Tuition fee increase has had little effect on students' mental health
New research led by the University of Southampton and Solent NHS Trust has found no evidence of a long term impact on students' mental health as a result of the rise in tuition fees, introduced in 2011.
The study did find students paying the higher fees were less likely to experience an improvement in their state of mind during their first year of university, but that the increase had no longer term impact on their mental wellbeing.
"Previous studies have found a relationship between financial difficulties, levels of debt and poor mental health in British students," says Dr Thomas Richardson, a Clinical Psychologist who led the research.
"This study suggests it may be the ability to pay the bills, rather than the size of the student loan itself, that is important to wellbeing while at university."
In an unexpected outcome of the study, which has been published online today in the Journal of Public Health, those paying lower fees showed greater symptoms of alcohol dependence. The authors speculate that this could be due to a higher level of disposable income to spend on alcohol.

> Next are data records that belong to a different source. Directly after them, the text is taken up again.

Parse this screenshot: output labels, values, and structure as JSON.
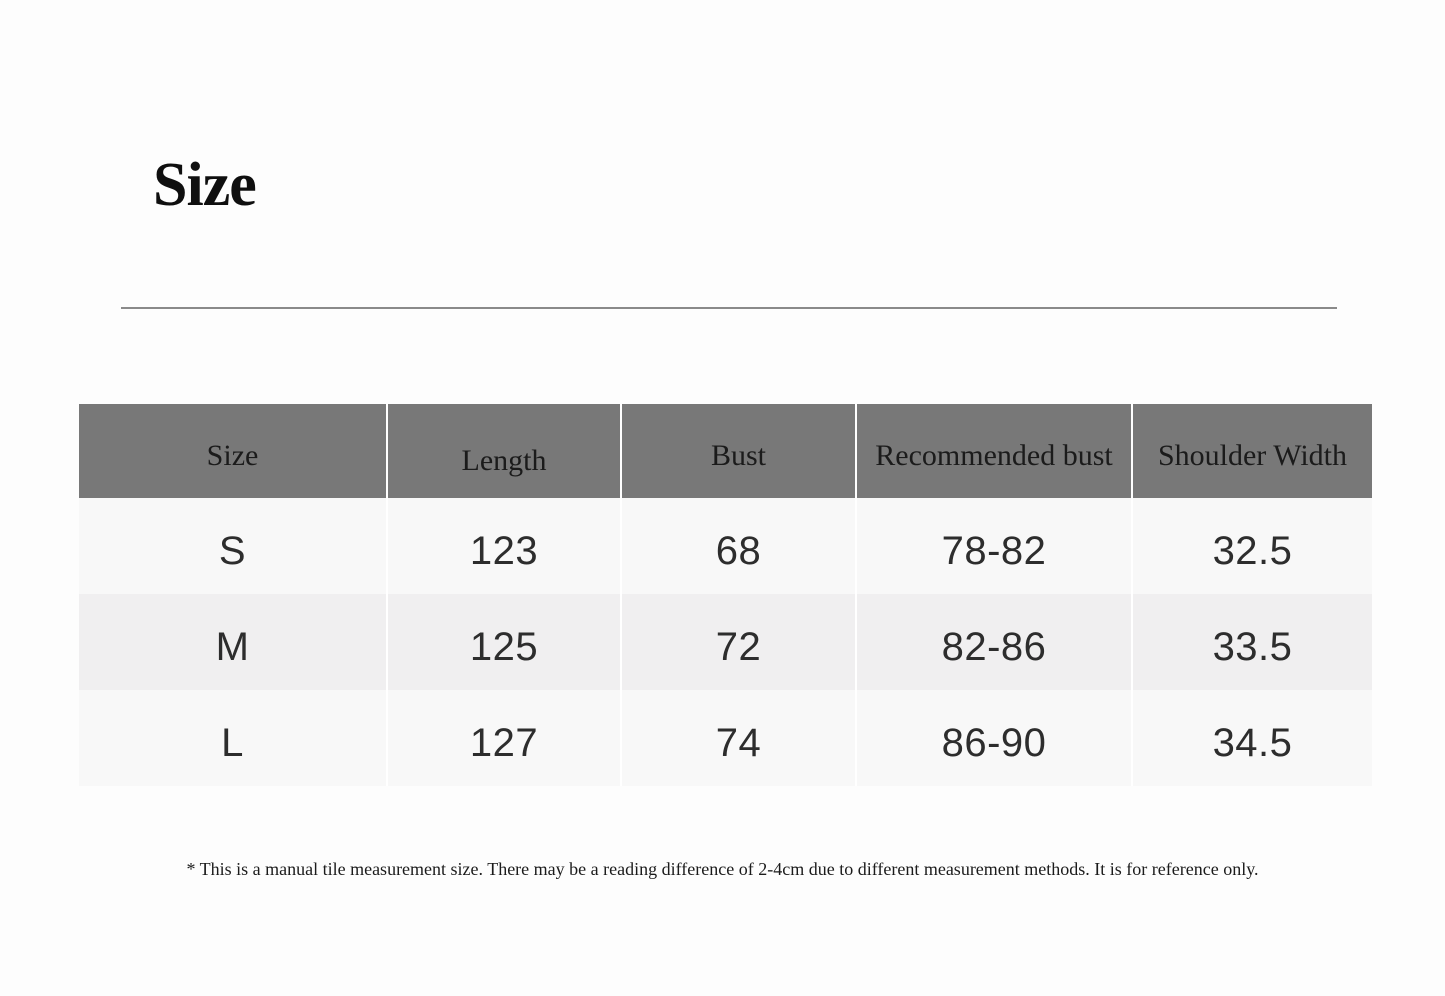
{
  "page": {
    "title": "Size",
    "footnote": "* This is a manual tile measurement size. There may be a reading difference of 2-4cm due to different measurement methods. It is for reference only."
  },
  "size_table": {
    "columns": [
      "Size",
      "Length",
      "Bust",
      "Recommended bust",
      "Shoulder Width"
    ],
    "rows": [
      [
        "S",
        "123",
        "68",
        "78-82",
        "32.5"
      ],
      [
        "M",
        "125",
        "72",
        "82-86",
        "33.5"
      ],
      [
        "L",
        "127",
        "74",
        "86-90",
        "34.5"
      ]
    ]
  },
  "colors": {
    "header_bg": "#787878",
    "header_text": "#1b1b1b",
    "row_bg": "#f8f8f8",
    "row_alt_bg": "#f0eff0",
    "body_text": "#2d2d2d",
    "divider_line": "#8a8a8a",
    "page_bg": "#fdfdfd"
  }
}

Nearly 400 undergraduate students from universities across the United Kingdom completed surveys to assess levels of stress, depression, anxiety and other mental health issues during their first two years of study.

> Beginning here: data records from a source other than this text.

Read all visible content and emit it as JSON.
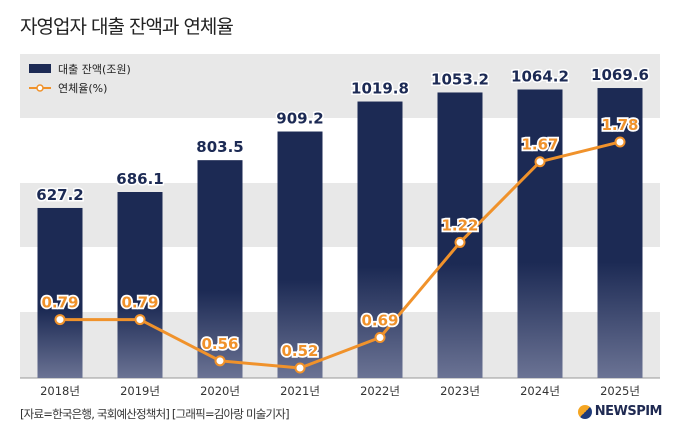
{
  "title": "자영업자 대출 잔액과 연체율",
  "source": "[자료=한국은행, 국회예산정책처] [그래픽=김아랑 미술기자]",
  "logo": "NEWSPIM",
  "colors": {
    "bar": "#1c2a54",
    "line": "#f0922b",
    "band": "#e8e8e8"
  },
  "chart_data": {
    "type": "bar+line",
    "title": "자영업자 대출 잔액과 연체율",
    "categories": [
      "2018년",
      "2019년",
      "2020년",
      "2021년",
      "2022년",
      "2023년",
      "2024년",
      "2025년"
    ],
    "series": [
      {
        "name": "대출 잔액(조원)",
        "type": "bar",
        "values": [
          627.2,
          686.1,
          803.5,
          909.2,
          1019.8,
          1053.2,
          1064.2,
          1069.6
        ],
        "labels": [
          "627.2",
          "686.1",
          "803.5",
          "909.2",
          "1019.8",
          "1053.2",
          "1064.2",
          "1069.6"
        ]
      },
      {
        "name": "연체율(%)",
        "type": "line",
        "values": [
          0.79,
          0.79,
          0.56,
          0.52,
          0.69,
          1.22,
          1.67,
          1.78
        ],
        "labels": [
          "0.79",
          "0.79",
          "0.56",
          "0.52",
          "0.69",
          "1.22",
          "1.67",
          "1.78"
        ]
      }
    ],
    "legend": "top-left",
    "grid": "alternating bands"
  }
}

Three different groups of students took part in the study: those paying £3,000 to £4,000 per year, before the introduction of higher fees; those studying in Scotland, where Scottish students pay no fees; and those paying up to £9,000, studying from 2011 onwards.
Surveys were completed online on four occasions, three to four months apart, and spanning students' first and second academic year at university.

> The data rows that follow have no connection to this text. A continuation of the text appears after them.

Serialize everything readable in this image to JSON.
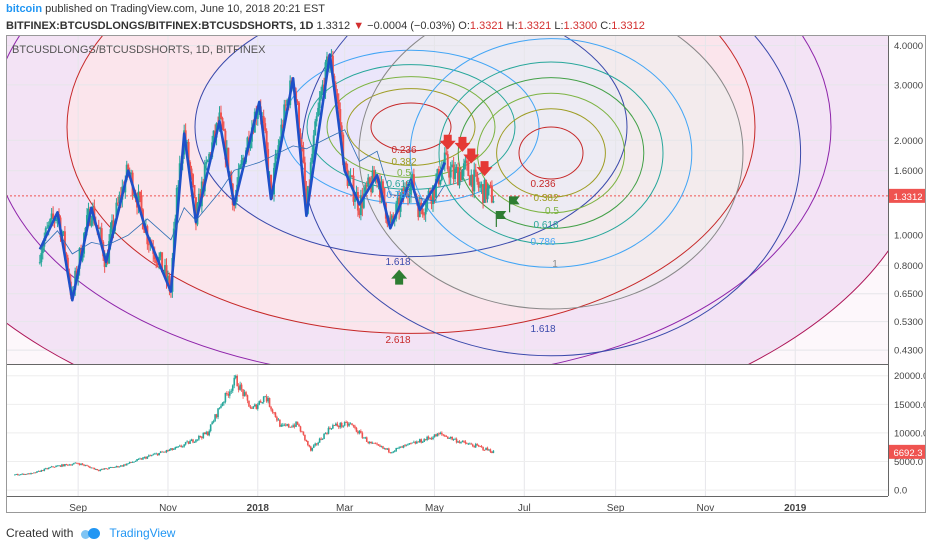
{
  "header": {
    "author": "bitcoin",
    "published": "published on TradingView.com, June 10, 2018 20:21 EST"
  },
  "ticker": {
    "symbol": "BITFINEX:BTCUSDLONGS/BITFINEX:BTCUSDSHORTS, 1D",
    "last": "1.3312",
    "arrow": "▼",
    "change": "−0.0004 (−0.03%)",
    "o_label": "O:",
    "o": "1.3321",
    "h_label": "H:",
    "h": "1.3321",
    "l_label": "L:",
    "l": "1.3300",
    "c_label": "C:",
    "c": "1.3312"
  },
  "footer": {
    "created_with": "Created with",
    "brand": "TradingView"
  },
  "colors": {
    "up": "#26a69a",
    "down": "#ef5350",
    "trend": "#1e50c8",
    "price_tag": "#ef5350"
  },
  "chart_data": [
    {
      "type": "candlestick",
      "pane": "main",
      "title": "BTCUSDLONGS/BTCUSDSHORTS, 1D, BITFINEX",
      "y_scale": "log",
      "ylim": [
        0.4,
        4.2
      ],
      "y_ticks": [
        "4.0000",
        "3.0000",
        "2.0000",
        "1.6000",
        "1.3312",
        "1.0000",
        "0.8000",
        "0.6500",
        "0.5300",
        "0.4300"
      ],
      "last_price": "1.3312",
      "x_ticks": [
        "Sep",
        "Nov",
        "2018",
        "Mar",
        "May",
        "Jul",
        "Sep",
        "Nov",
        "2019"
      ],
      "fib_circle_set_1": {
        "levels": [
          "0.236",
          "0.382",
          "0.5",
          "0.618",
          "0.786",
          "1.618",
          "2.618"
        ]
      },
      "fib_circle_set_2": {
        "levels": [
          "0.236",
          "0.382",
          "0.5",
          "0.618",
          "0.786",
          "1",
          "1.618"
        ]
      },
      "trend_zigzag": [
        {
          "date": "2017-08-06",
          "price": 0.9
        },
        {
          "date": "2017-08-18",
          "price": 1.18
        },
        {
          "date": "2017-08-28",
          "price": 0.62
        },
        {
          "date": "2017-09-10",
          "price": 1.22
        },
        {
          "date": "2017-09-20",
          "price": 0.82
        },
        {
          "date": "2017-10-05",
          "price": 1.6
        },
        {
          "date": "2017-10-18",
          "price": 1.0
        },
        {
          "date": "2017-11-03",
          "price": 0.66
        },
        {
          "date": "2017-11-12",
          "price": 2.1
        },
        {
          "date": "2017-11-20",
          "price": 1.1
        },
        {
          "date": "2017-12-06",
          "price": 2.3
        },
        {
          "date": "2017-12-16",
          "price": 1.25
        },
        {
          "date": "2018-01-02",
          "price": 2.65
        },
        {
          "date": "2018-01-10",
          "price": 1.3
        },
        {
          "date": "2018-01-25",
          "price": 3.15
        },
        {
          "date": "2018-02-03",
          "price": 1.15
        },
        {
          "date": "2018-02-19",
          "price": 3.75
        },
        {
          "date": "2018-03-01",
          "price": 1.6
        },
        {
          "date": "2018-03-11",
          "price": 1.25
        },
        {
          "date": "2018-03-23",
          "price": 1.55
        },
        {
          "date": "2018-04-01",
          "price": 1.05
        },
        {
          "date": "2018-04-15",
          "price": 1.5
        },
        {
          "date": "2018-04-21",
          "price": 1.2
        },
        {
          "date": "2018-05-01",
          "price": 1.42
        },
        {
          "date": "2018-05-08",
          "price": 1.7
        }
      ],
      "sell_arrows": [
        {
          "date": "2018-05-10",
          "price": 1.88
        },
        {
          "date": "2018-05-20",
          "price": 1.85
        },
        {
          "date": "2018-05-26",
          "price": 1.7
        },
        {
          "date": "2018-06-04",
          "price": 1.55
        }
      ],
      "buy_arrows": [
        {
          "date": "2018-04-07",
          "price": 0.77
        }
      ],
      "flags": [
        {
          "date": "2018-06-12",
          "price": 1.06
        },
        {
          "date": "2018-06-21",
          "price": 1.18
        }
      ]
    },
    {
      "type": "candlestick",
      "pane": "lower",
      "ylim": [
        -500,
        21000
      ],
      "y_ticks": [
        "20000.0",
        "15000.0",
        "10000.0",
        "5000.0",
        "0.0"
      ],
      "last_price": "6692.3",
      "anchors": [
        {
          "date": "2017-07-20",
          "price": 2700
        },
        {
          "date": "2017-08-01",
          "price": 2900
        },
        {
          "date": "2017-08-15",
          "price": 4100
        },
        {
          "date": "2017-09-01",
          "price": 4700
        },
        {
          "date": "2017-09-15",
          "price": 3500
        },
        {
          "date": "2017-10-01",
          "price": 4300
        },
        {
          "date": "2017-10-20",
          "price": 6000
        },
        {
          "date": "2017-11-08",
          "price": 7400
        },
        {
          "date": "2017-11-28",
          "price": 10000
        },
        {
          "date": "2017-12-07",
          "price": 15000
        },
        {
          "date": "2017-12-17",
          "price": 19300
        },
        {
          "date": "2017-12-28",
          "price": 14000
        },
        {
          "date": "2018-01-06",
          "price": 16500
        },
        {
          "date": "2018-01-17",
          "price": 11000
        },
        {
          "date": "2018-01-28",
          "price": 11500
        },
        {
          "date": "2018-02-06",
          "price": 6900
        },
        {
          "date": "2018-02-20",
          "price": 11200
        },
        {
          "date": "2018-03-05",
          "price": 11500
        },
        {
          "date": "2018-03-18",
          "price": 8200
        },
        {
          "date": "2018-04-01",
          "price": 6800
        },
        {
          "date": "2018-04-15",
          "price": 8000
        },
        {
          "date": "2018-05-05",
          "price": 9800
        },
        {
          "date": "2018-05-20",
          "price": 8300
        },
        {
          "date": "2018-06-01",
          "price": 7500
        },
        {
          "date": "2018-06-10",
          "price": 6692
        }
      ]
    }
  ]
}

The first survey showed no significant differences between the various groups. Differences became apparent at the second time of study, with those charged lower fees showing an improvement in anxiety, depression, stress and general mental health over time, while those charged more showed no improvement.
However by the third and fourth tests, the trend of worse mental health for those charged £8,000 to £9,000 had reversed, so there were no longer any differences between the groups based on fees.
Many students charged fees of £9,000 will be graduating later this year. Dr Richardson says: "At present the tuition fees increase does not appear to have had a major impact on the mental health of undergraduates. However differences between those charged higher fees may not become apparent for many years and so ongoing monitoring of the prevalence of mental health problems in students and their relationship with debt is needed."